Frequently Asked Questions

Who does what?

The blood drive coordinator develops the strategy, makes the assignments and guides the process along with the assistance of a Blood Centers of the Pacific Account Representative. Many successful blood drive coordinators form a committee of peers to assist them.

How many appointments do I need for my blood drive?

Your Account Representative will meet with you and set realistic, attainable goals based on factors such as the group size, working environment, recruitment strategies and past history.

What is the average number of appointments for most blood drives?

Appointments vary from drive to drive but on average, you should look to get a minimum of 10 percent of your group to sign up.

Ten percent doesn't sound like a lot, will it really make a difference?

Yes! If you work at a company with 500 employees, that’s 50 people donating blood and that translates to 150 patients who’ll be helped by those donations!

Does that mean each donation of blood helps three patients?

Yes, after a unit (about a pint) of whole blood is donated, the blood is separated into its components (red cells, platelets and plasma) and each component can go to a different patient.

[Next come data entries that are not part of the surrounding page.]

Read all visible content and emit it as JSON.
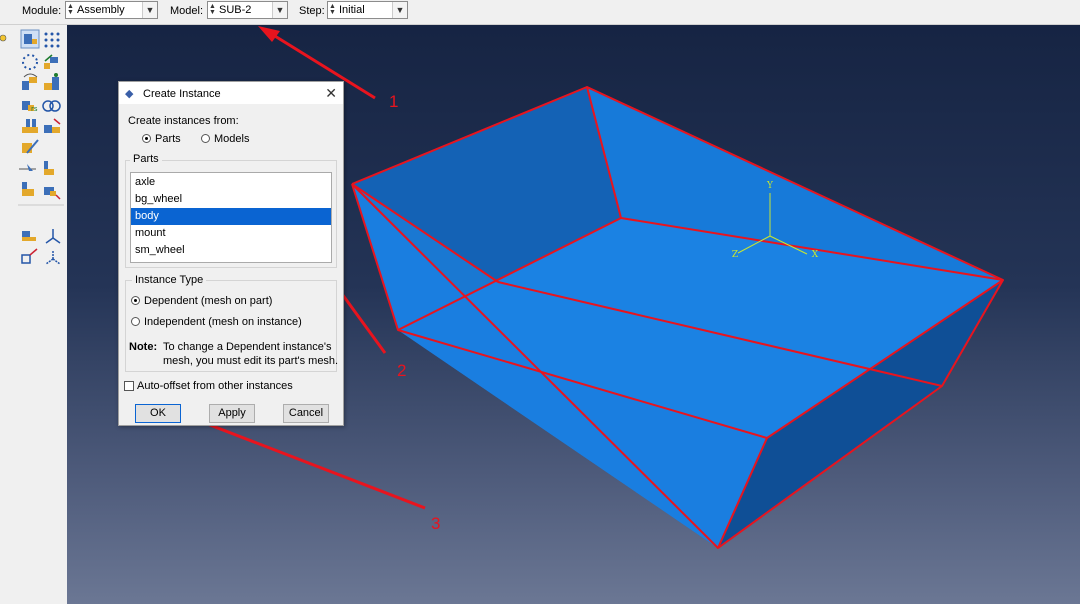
{
  "toolbar": {
    "module_label": "Module:",
    "module_value": "Assembly",
    "model_label": "Model:",
    "model_value": "SUB-2",
    "step_label": "Step:",
    "step_value": "Initial"
  },
  "dialog": {
    "title": "Create Instance",
    "create_from_label": "Create instances from:",
    "source_options": [
      "Parts",
      "Models"
    ],
    "source_selected": "Parts",
    "parts_group_label": "Parts",
    "parts": [
      "axle",
      "bg_wheel",
      "body",
      "mount",
      "sm_wheel"
    ],
    "selected_part": "body",
    "instance_type_label": "Instance Type",
    "instance_types": [
      "Dependent (mesh on part)",
      "Independent (mesh on instance)"
    ],
    "instance_type_selected": "Dependent (mesh on part)",
    "note_label": "Note:",
    "note_line1": "To change a Dependent instance's",
    "note_line2": "mesh, you must edit its part's mesh.",
    "auto_offset_label": "Auto-offset from other instances",
    "auto_offset_checked": false,
    "ok_label": "OK",
    "apply_label": "Apply",
    "cancel_label": "Cancel"
  },
  "axes": {
    "y": "Y",
    "x": "X",
    "z": "Z"
  },
  "annotations": [
    "1",
    "2",
    "3"
  ],
  "colors": {
    "viewport_top": "#162443",
    "viewport_bottom": "#6b7794",
    "body_fill": "#1b82e3",
    "edge": "#e8141e",
    "annotation": "#e8141e",
    "axis": "#c8e632",
    "selection": "#0a64d2"
  }
}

What is the best way to recruit donors?

Have a recruitment committee working together to gather appointments, many organizations have created Blood Drive teams. Existing Safety/Disaster committees, Community Service committees, Youth groups, etc, are excellent resources to tap into.
Remember, the key is one-on-one recruitment. Email, newsletters, voicemail and flyers are good reminders but can’t provide the kind of motivations that face-to-face recruitment has.

What if people say they’ll donate, but don’t want to sign up?

Let them know appointments are preferred. In most cases, we are able to accept walk-ins if there are appointment openings, or if a donor did not show for their appointment time. Wait times could be longer for walk-in donors as donors with appointments have priority.

After I’ve filled my sign up slots, should I still continue to encourage people to participate and to sign up?

Yes. Let your Account Representative know when you’ve filled your appointment slots. If possible, he/she will request additional staff to accommodate additional people. Keeping in contact with your representative will guarantee a successful blood drive.

What kind of services should I expect to get from my Account Representative?

Your Account Representative will help you develop a recruitment strategy and review essential details and important deadlines. He/she will also provide you with promotional material for recruitment. In addition, your representative will make himself/herself available for educational and kick-off presentations to recruitment committees or staff as needed. Be sure to include your representative as much as possible in your plans, as he/she is there to help make your blood drive a success. Again, communication is very important from beginning to end.

Is it up to me to find out if potential donors are eligible to donate?

No, but you should be familiar with the basic eligibility criteria (minimum age, minimum weight, etc.), so that people can have an idea of whether they can donate. Click HERE for eligibility requirements.

Is it okay if I get a little creative in coordinating my blood drive (i.e. coming up with contests, decorating the room, etc.)?

Absolutely! We encourage you to be as creative as possible and to have fun with this! If it’s fun for you, it’ll likely be fun for your co-workers to participate!

What if people are afraid that giving blood will be painful?

Donors, at most may experience a slight pinch when the needle is inserted.

What if people are concerned about the safety of giving blood?

Assure them donating blood is safe. All the collection equipment is sterile, single-use and safely discarded after each donation. You cannot get HIV/AIDS or any other disease by donating blood.